The centennial-resolution loess δDwax record indicates summer precipitation variations in the marginal region of the East Asian monsoon during the last deglaciation

Abstract

Precipitation isotopic composition variations that are directly recorded in geological samples play an important role in understanding past hydroclimatic changes. In arid regions, the hydrogen isotopes of leaf wax (δDwax) in loess sections can provide records of summer precipitation isotopes. However, previous studies have primarily focused on the orbital scale, and there was still a lack of clear understanding of variations in precipitation isotopes on shorter timescales and their implications for climate change. In this study, we report centennial-resolution loess δDwax records from the central Chinese Loess Plateau (CLP) from the last deglaciation to the early Holocene. We compared the loess optically stimulated luminescence chronology and U-Th ages conveyed by linking stalagmite δ18O and loess δDwax to validate the δDwax method as a potential tool for assessing loess chronology on the suborbital scale.
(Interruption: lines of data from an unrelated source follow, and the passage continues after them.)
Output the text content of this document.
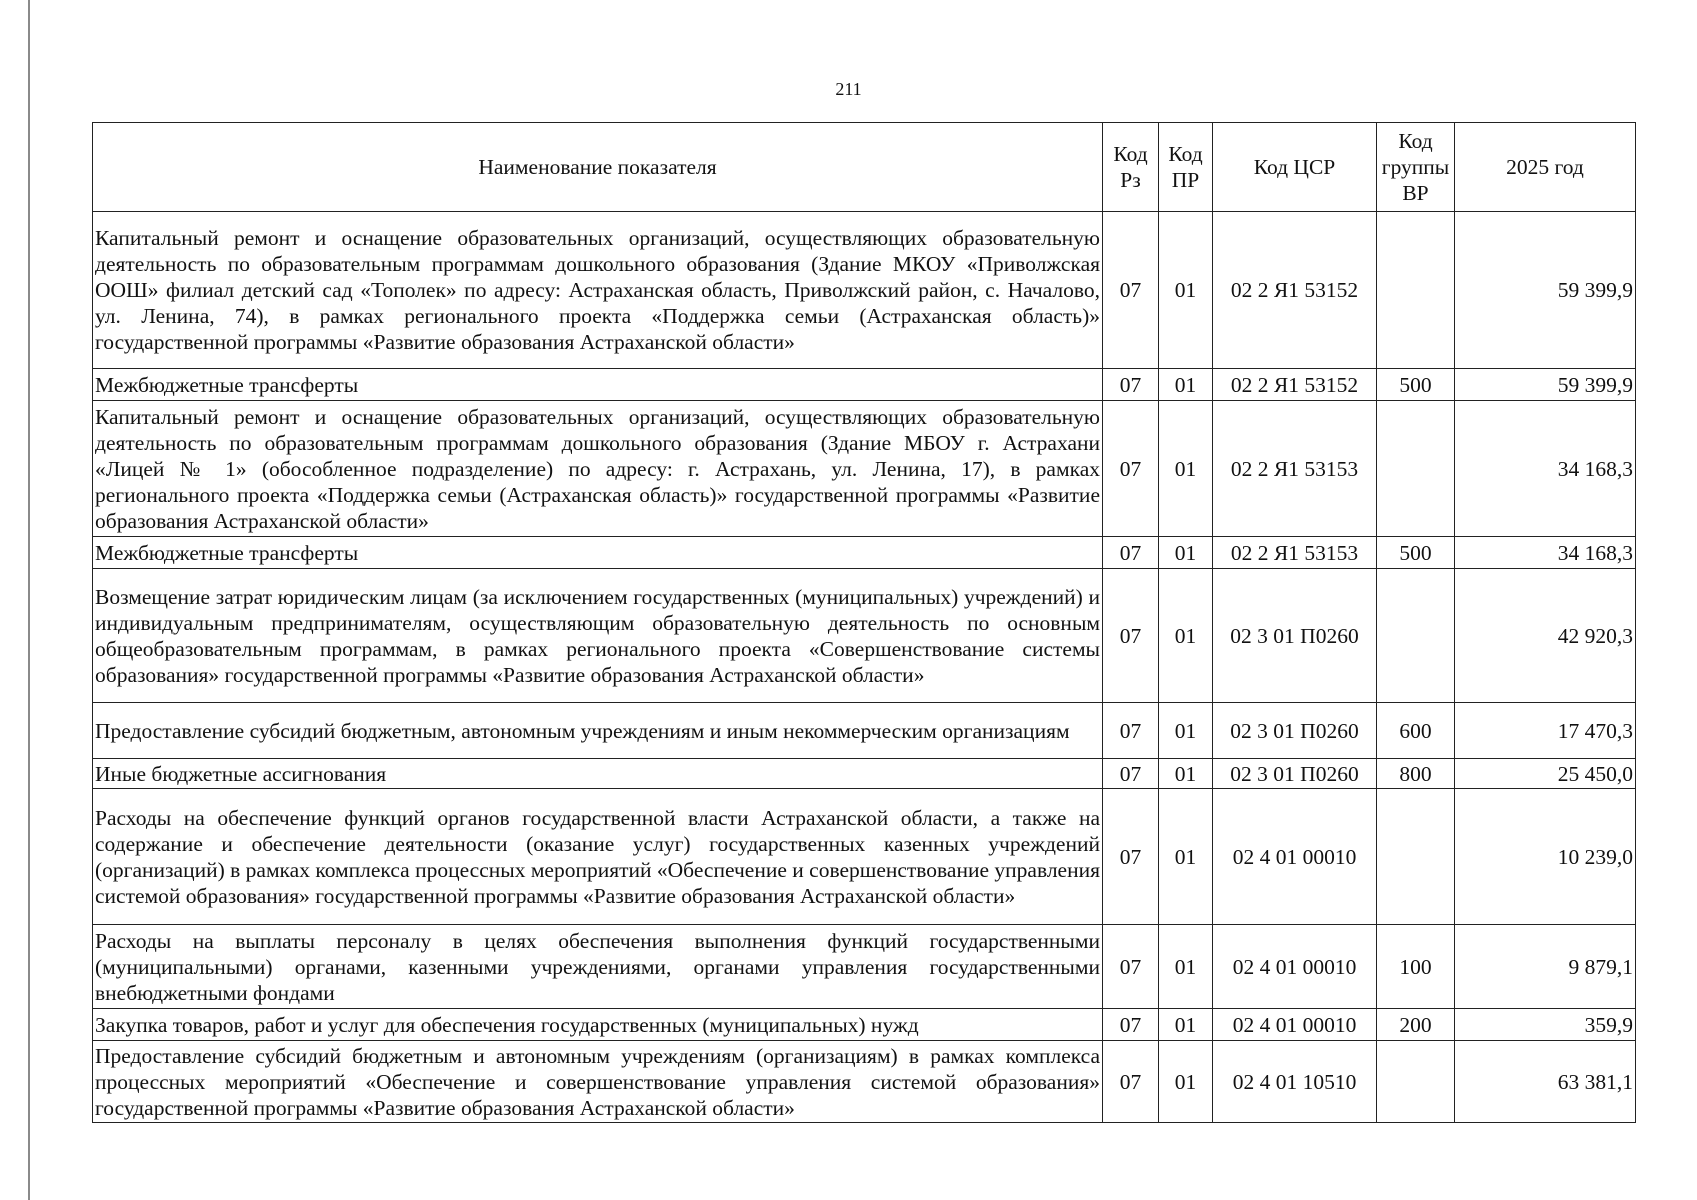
211
Наименование показателя	Код Рз	Код ПР	Код ЦСР	Код группы ВР	2025 год
Капитальный ремонт и оснащение образовательных организаций, осуществляющих образовательную деятельность по образовательным программам дошкольного образования (Здание МКОУ «Приволжская ООШ» филиал детский сад «Тополек» по адресу: Астраханская область, Приволжский район, с. Началово, ул. Ленина, 74), в рамках регионального проекта «Поддержка семьи (Астраханская область)» государственной программы «Развитие образования Астраханской области»	07	01	02 2 Я1 53152		59 399,9
Межбюджетные трансферты	07	01	02 2 Я1 53152	500	59 399,9
Капитальный ремонт и оснащение образовательных организаций, осуществляющих образовательную деятельность по образовательным программам дошкольного образования (Здание МБОУ г. Астрахани «Лицей № 1» (обособленное подразделение) по адресу: г. Астрахань, ул. Ленина, 17), в рамках регионального проекта «Поддержка семьи (Астраханская область)» государственной программы «Развитие образования Астраханской области»	07	01	02 2 Я1 53153		34 168,3
Межбюджетные трансферты	07	01	02 2 Я1 53153	500	34 168,3
Возмещение затрат юридическим лицам (за исключением государственных (муниципальных) учреждений) и индивидуальным предпринимателям, осуществляющим образовательную деятельность по основным общеобразовательным программам, в рамках регионального проекта «Совершенствование системы образования» государственной программы «Развитие образования Астраханской области»	07	01	02 3 01 П0260		42 920,3
Предоставление субсидий бюджетным, автономным учреждениям и иным некоммерческим организациям	07	01	02 3 01 П0260	600	17 470,3
Иные бюджетные ассигнования	07	01	02 3 01 П0260	800	25 450,0
Расходы на обеспечение функций органов государственной власти Астраханской области, а также на содержание и обеспечение деятельности (оказание услуг) государственных казенных учреждений (организаций) в рамках комплекса процессных мероприятий «Обеспечение и совершенствование управления системой образования» государственной программы «Развитие образования Астраханской области»	07	01	02 4 01 00010		10 239,0
Расходы на выплаты персоналу в целях обеспечения выполнения функций государственными (муниципальными) органами, казенными учреждениями, органами управления государственными внебюджетными фондами	07	01	02 4 01 00010	100	9 879,1
Закупка товаров, работ и услуг для обеспечения государственных (муниципальных) нужд	07	01	02 4 01 00010	200	359,9
Предоставление субсидий бюджетным и автономным учреждениям (организациям) в рамках комплекса процессных мероприятий «Обеспечение и совершенствование управления системой образования» государственной программы «Развитие образования Астраханской области»	07	01	02 4 01 10510		63 381,1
Our findings also indicated that regional precipitation isotopes experienced a depletion of approximately 24‰ for δD and around 3.2‰ for δ18O during the last deglaciation. The overall precipitation isotope amplitude in the central CLP was similar to that of typical East Asian monsoon regions and lower than that of the Indian monsoon and westerly regions. However, the precipitation isotope oscillations on the millennial scale in the central CLP were significantly weaker than those in eastern to central China. The finding affirmed that although the summer precipitation in the CLP was primarily influenced by the East Asian monsoon system at the orbital scale, the northern boundary of the summer rain belt remained a distance away from the interior of the CLP during the last deglaciation. As a result, the short-term oscillations of atmospheric circulation were not strongly reflected in the precipitation isotopes of the central CLP. This result highlighted spatial and temporal differences in precipitation isotope variability between the dominant and marginal regions of the East Asian monsoon system.